In the syndicated loan market, the general rule has always been that the unanimous consent of all lenders and the agreement of the borrower is required in order to change the rate of interest.  In the case of conversion to new RFRs, however, because the new metrics will be well established and understood by the time replacement is necessary, and the transition will be undertaken on a market-wide basis, lenders and industry groups appear comfortable with relaxing the lender consent requirement, generally to a majority in interest of the lenders.

In the UK market, the Loan Market Association (LMA), which works to standardise documentation for English law-governed credit agreements, has published a set of provisions addressing the replacement of LIBOR.  These provisions (i) identify the changes in LIBOR or the market, including but not limited to the cessation of LIBOR quotations, which would trigger the relaxed lender consent threshold for interest rate amendments and (ii) delineate the nature and scope of amendments that qualify for such treatment, including the prerequisite characteristics of qualifying RFR benchmarks.
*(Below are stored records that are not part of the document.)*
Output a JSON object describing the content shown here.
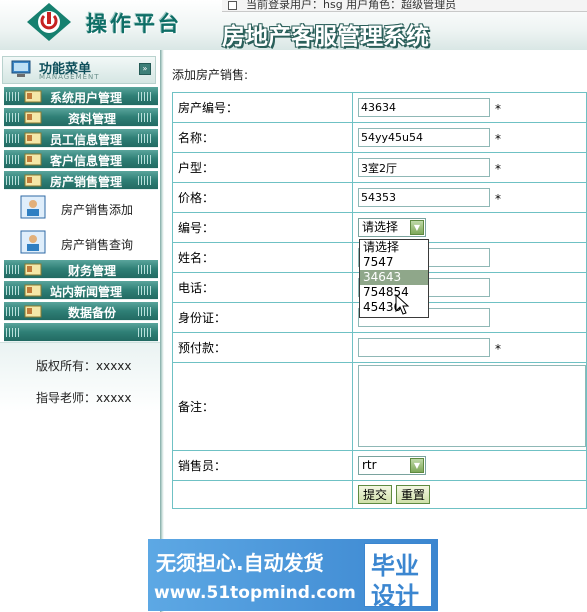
{
  "header": {
    "brand": "操作平台",
    "system_title": "房地产客服管理系统",
    "top_status": "当前登录用户：hsg  用户角色：超级管理员"
  },
  "sidebar": {
    "menu_title": "功能菜单",
    "menu_subtitle": "MANAGEMENT",
    "items": [
      {
        "label": "系统用户管理"
      },
      {
        "label": "资料管理"
      },
      {
        "label": "员工信息管理"
      },
      {
        "label": "客户信息管理"
      },
      {
        "label": "房产销售管理"
      }
    ],
    "sub_items": [
      {
        "label": "房产销售添加"
      },
      {
        "label": "房产销售查询"
      }
    ],
    "items_after": [
      {
        "label": "财务管理"
      },
      {
        "label": "站内新闻管理"
      },
      {
        "label": "数据备份"
      }
    ],
    "footer": {
      "copyright": "版权所有：xxxxx",
      "advisor": "指导老师：xxxxx"
    }
  },
  "main": {
    "heading": "添加房产销售:",
    "fields": {
      "property_no": {
        "label": "房产编号：",
        "value": "43634",
        "required": "*"
      },
      "name": {
        "label": "名称：",
        "value": "54yy45u54",
        "required": "*"
      },
      "layout": {
        "label": "户型：",
        "value": "3室2厅",
        "required": "*"
      },
      "price": {
        "label": "价格：",
        "value": "54353",
        "required": "*"
      },
      "code": {
        "label": "编号：",
        "selected": "请选择"
      },
      "customer_name": {
        "label": "姓名：",
        "value": ""
      },
      "phone": {
        "label": "电话：",
        "value": ""
      },
      "id_card": {
        "label": "身份证：",
        "value": ""
      },
      "deposit": {
        "label": "预付款：",
        "value": "",
        "required": "*"
      },
      "notes": {
        "label": "备注：",
        "value": ""
      },
      "salesperson": {
        "label": "销售员：",
        "selected": "rtr"
      }
    },
    "code_dropdown": {
      "options": [
        "请选择",
        "7547",
        "34643",
        "754854",
        "45436"
      ],
      "highlighted": "34643"
    },
    "buttons": {
      "submit": "提交",
      "reset": "重置"
    }
  },
  "banner": {
    "slogan": "无须担心.自动发货",
    "url": "www.51topmind.com",
    "box_line1": "毕业",
    "box_line2": "设计"
  },
  "colors": {
    "teal_primary": "#2f7f76",
    "table_border": "#6fc1c4",
    "highlight": "#8fa78a",
    "banner_blue": "#3b86d0"
  }
}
In the New York law-governed syndicated loan market, similar though varied clauses have begun to appear in recent floating rate credit agreements, without any dominant market standards having yet taken hold.  In addition, on 24 September 2018, ARRC published for comment proposed LIBOR replacement provisions for floating rate notes and syndicated loans.  These are similar in format to the LMA provisions, although ARRC also includes provisions which, in addition to replacing the benchmark, would adjust the credit spread in certain cases.